How sad.  Kids won’t know to watch the video if they haven’t seen the creature up close.  Lions and tigers and bears, oh my!  We see these as children, and we come away with an appreciation of nature.  Once you start depending on a screen to show this, you run the risk of Sponge Bob getting in the way.

Already, there is a generation of Chicagoans that has never seen an elephant at the zoo.  I get the criticisms—these glorious animals need space and numbers to be truly happy as social creatures, and why would they want to deal with Chicago winters?  Fair enough, but poachers don’t feel that same concern for their prey.  It’s time to rethink how zoos work, not to close them down or turn the experience into another day at Great America, with the smell of manure added in.
The future will be a function of land and money.  With both, zoos can have the same number of species as before while giving them the space they require to thrive.  Zoos with limited funding and/or expansion possibilities need to specialize on what animals they want to show.  As for major urban areas like New York and Chicago, the elephants have to stay in order to work their magic and majesty on young imaginations.  There has to be a way to create warm spaces in January short of putting elephants in a pen.  We owe it to ourselves and the animals to try.   

Wednesday, September 2, 2015

So Funny It Hurts


 Clare just sent me a clip from a Saturday Night Live skit that first ran in April.  It’s a nice takeoff on “A League of Their Own.”
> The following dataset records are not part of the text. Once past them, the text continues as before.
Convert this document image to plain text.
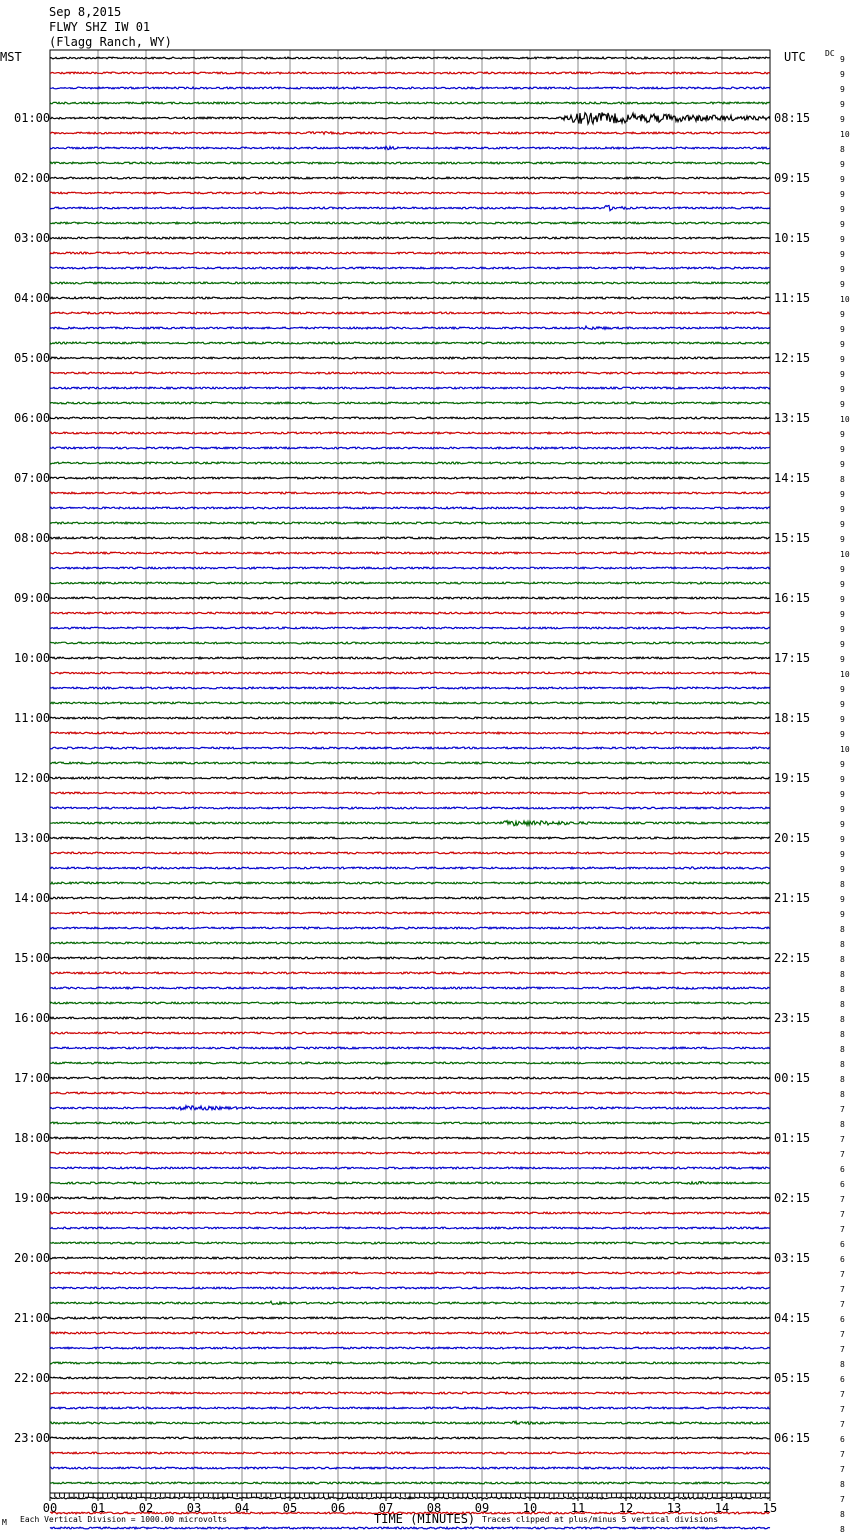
Sep 8,2015
FLWY SHZ IW 01
(Flagg Ranch, WY)
MST	UTC DC
9
9
9
9
9
10
8
9
9
9
9
9
9
9
9
9
10
9
9
9
9
9
9
9
10
9
9
9
8
9
9
9
9
10
9
9
9
9
9
9
9
10
9
9
9
9
10
9
9
9
9
9
9
9
9
8
9
9
8
8
8
8
8
8
8
8
8
8
8
8
7
8
7
7
6
6
7
7
7
6
6
7
7
7
6
7
7
8
6
7
7
7
6
7
7
8
7
8
8
01:00
02:00
03:00
04:00
05:00
06:00
07:00
08:00
09:00
10:00
11:00
12:00
13:00
14:00
15:00
16:00
17:00
18:00
19:00
20:00
21:00
22:00
23:00
08:15
09:15
10:15
11:15
12:15
13:15
14:15
15:15
16:15
17:15
18:15
19:15
20:15
21:15
22:15
23:15
00:15
01:15
02:15
03:15
04:15
05:15
06:15
00	01	02	03	04	05	06	07	08	09	10	11	12	13	14	15
M Each Vertical Division = 1000.00 microvolts	TIME (MINUTES) Traces clipped at plus/minus 5 vertical divisions
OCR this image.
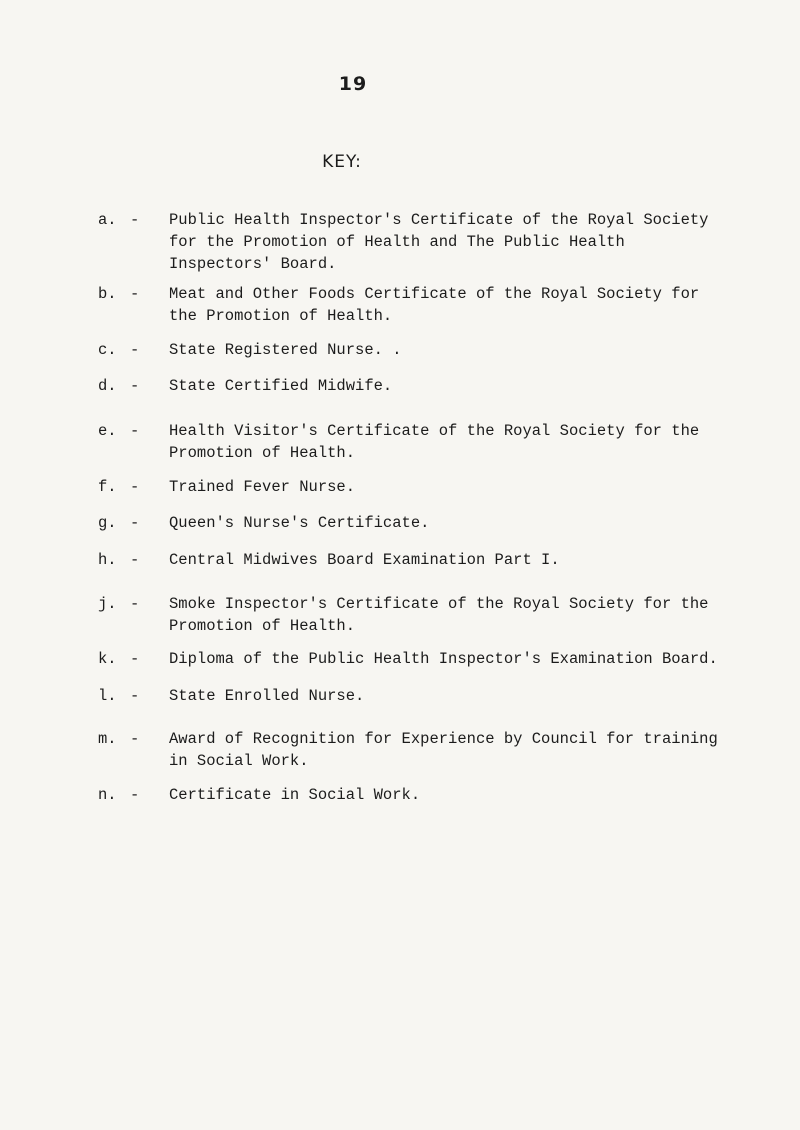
19
KEY:
a. - Public Health Inspector's Certificate of the Royal Society
for the Promotion of Health and The Public Health
Inspectors' Board.
b. - Meat and Other Foods Certificate of the Royal Society for
the Promotion of Health.
c. - State Registered Nurse. .
d. - State Certified Midwife.
e. - Health Visitor's Certificate of the Royal Society for the
Promotion of Health.
f. - Trained Fever Nurse.
g. - Queen's Nurse's Certificate.
h. - Central Midwives Board Examination Part I.
j. - Smoke Inspector's Certificate of the Royal Society for the
Promotion of Health.
k. - Diploma of the Public Health Inspector's Examination Board.
l. - State Enrolled Nurse.
m. - Award of Recognition for Experience by Council for training
in Social Work.
n. - Certificate in Social Work.
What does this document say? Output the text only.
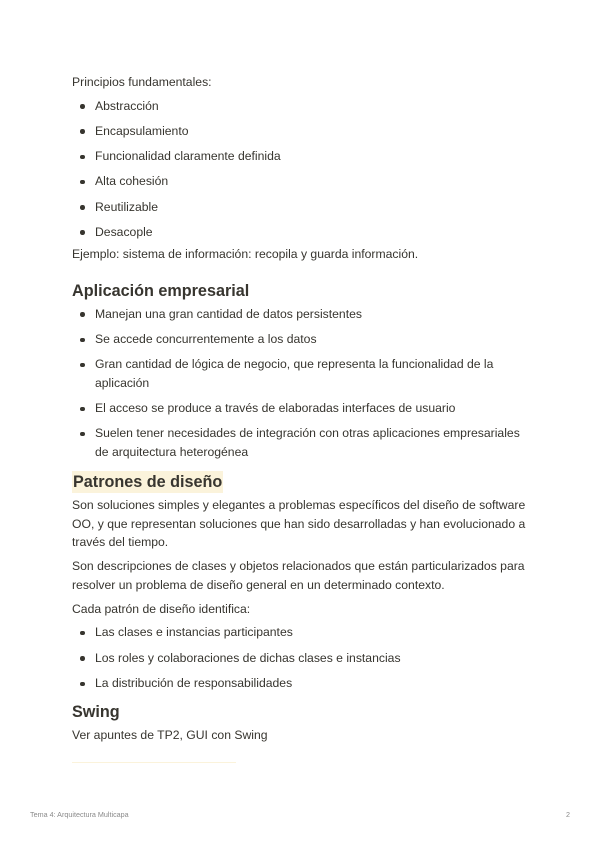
Principios fundamentales:

Abstracción
Encapsulamiento
Funcionalidad claramente definida
Alta cohesión
Reutilizable
Desacople

Ejemplo: sistema de información: recopila y guarda información.

Aplicación empresarial
Manejan una gran cantidad de datos persistentes
Se accede concurrentemente a los datos
Gran cantidad de lógica de negocio, que representa la funcionalidad de la aplicación
El acceso se produce a través de elaboradas interfaces de usuario
Suelen tener necesidades de integración con otras aplicaciones empresariales de arquitectura heterogénea
Patrones de diseño

Son soluciones simples y elegantes a problemas específicos del diseño de software OO, y que representan soluciones que han sido desarrolladas y han evolucionado a través del tiempo.

Son descripciones de clases y objetos relacionados que están particularizados para resolver un problema de diseño general en un determinado contexto.

Cada patrón de diseño identifica:

Las clases e instancias participantes
Los roles y colaboraciones de dichas clases e instancias
La distribución de responsabilidades
Swing

Ver apuntes de TP2, GUI con Swing

Tema 4: Arquitectura Multicapa	2
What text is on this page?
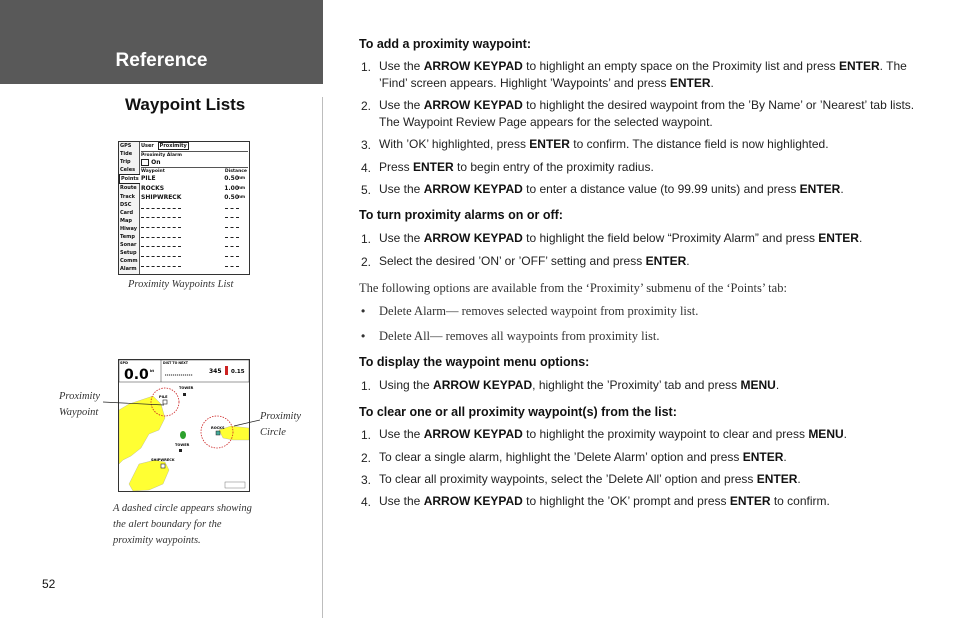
Reference
Waypoint Lists
GPS
Tide
Trip
Celes
Points
Route
Track
DSC
Card
Map
Hiway
Temp
Sonar
Setup
Comm
Alarm
User Proximity
Proximity Alarm
On
Waypoint	Distance
PILE	0.50
nm
ROCKS	1.00
nm
SHIPWRECK	0.50
nm
Proximity Waypoints List
SPD
0.0 kt
DIST TO NEXT
345 0.15
TOWER
PILE
ROCKS
TOWER
SHIPWRECK
Proximity
Waypoint	Proximity
Circle
A dashed circle appears showing
the alert boundary for the
proximity waypoints.
52
To add a proximity waypoint:
1. Use the ARROW KEYPAD to highlight an empty space on the Proximity list and press ENTER. The
’Find’ screen appears. Highlight ’Waypoints’ and press ENTER.
2. Use the ARROW KEYPAD to highlight the desired waypoint from the ’By Name’ or ’Nearest’ tab lists.
The Waypoint Review Page appears for the selected waypoint.
3. With ’OK’ highlighted, press ENTER to confirm. The distance field is now highlighted.
4. Press ENTER to begin entry of the proximity radius.
5. Use the ARROW KEYPAD to enter a distance value (to 99.99 units) and press ENTER.
To turn proximity alarms on or off:
1. Use the ARROW KEYPAD to highlight the field below “Proximity Alarm” and press ENTER.
2. Select the desired ’ON’ or ’OFF’ setting and press ENTER.
The following options are available from the ‘Proximity’ submenu of the ‘Points’ tab:
• Delete Alarm— removes selected waypoint from proximity list.
• Delete All— removes all waypoints from proximity list.
To display the waypoint menu options:
1. Using the ARROW KEYPAD, highlight the ’Proximity’ tab and press MENU.
To clear one or all proximity waypoint(s) from the list:
1. Use the ARROW KEYPAD to highlight the proximity waypoint to clear and press MENU.
2. To clear a single alarm, highlight the ’Delete Alarm’ option and press ENTER.
3. To clear all proximity waypoints, select the ’Delete All’ option and press ENTER.
4. Use the ARROW KEYPAD to highlight the ’OK’ prompt and press ENTER to confirm.
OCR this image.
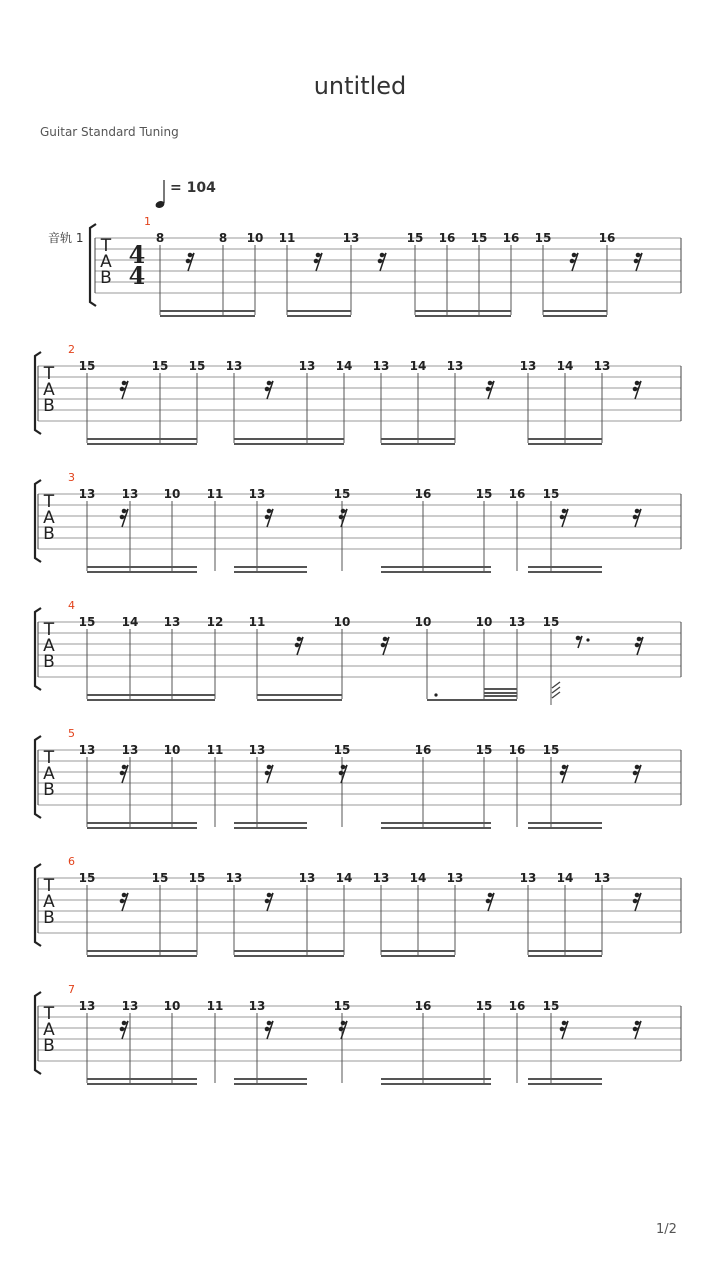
untitled
Guitar Standard Tuning
= 104
音轨 1 T
A
B
4
4
1
8	8 10 11	13	15 16 15 16 15	16
T
A
B
2
15	15 15 13	13 14 13 14 13	13 14 13
T
A
B
3
13 13 10 11 13	15	16	15 16 15
T
A
B
4
15 14 13 12 11	10	10	10 13 15
T
A
B
5
13 13 10 11 13	15	16	15 16 15
T
A
B
6
15	15 15 13	13 14 13 14 13	13 14 13
T
A
B
7
13 13 10 11 13	15	16	15 16 15
1/2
 Five Rockford Peaches are debating whether women can play baseball.  As soon as they decide, Yes, they can, two black women walk over and ask if they can play.  One of the Peaches explains that it’ll be a gradual process.  First, white women will play, then black men, “Then all women are allowed to play underhand with the big softball, like a child.” 
Finally, just as the Peaches are ready to accept black teammates, the Peaches’ manager announces the good news:  “The war’s over, the men are coming home, so get off the damn’ field and never come back.”  That’s pretty much what happened, and it seems to be how MLB wants to keep things, Jessica Mendoza in the broadcast booth notwithstanding.  I’m surprised the commissioner’s office didn’t go after SNL for smearing the national pastime.  Trust me, guys, the truth will set you free.

Tuesday, September 1, 2015

Take a Walk


Michele and I spent the afternoon back on the 606 Trail.  Compared to July, it was almost deserted.  The novelty’s worn off, some schools are back in session, and it was a good, humid, 90 degrees out.  It was like we had our very own linear sweat lodge.

Free of attack from kamikaze cyclists, I was better able to take in the surrounding neighborhoods.  They’re 20-30 years older than where I grew up, 1900 vs. 1920s’ architecture.  That means more two-flats and worker’s cottages on fairly tight lots; my parents’ bungalow (on a 30’ by 125’ lot) is a suburban estate by comparison.  But we couldn’t sell the bungalow for a third of what the houses are going for along the 606.

A mix of sun, wind and sweat makes for good time travel.  The neighborhoods we were walking through—and above—reminded me of Bridgeport, when we’d go visit my Grandma Bukowski.  Yet even Bridgeport is gentrifying.  The ghosts are made to yield to progress in the form of skyrocketing real-estate prices.  At least in Bridgeport I can see buildings that cue childhood memories.  Ex-residents who walk the 606 have that advantage, too, I’m sure.
But when you go to 35th and Shields only to find a parking lot instead of a ballpark, the memories fade.  I can never show Clare where I walked into Comiskey Park with my father, or where the old fighter stood after games selling early editions of the Chicago American.  I walk along the 606 in my reverie only to look up and see Cub flags and joggers in Cubs’ tee-shirts.  I’m a long way from home.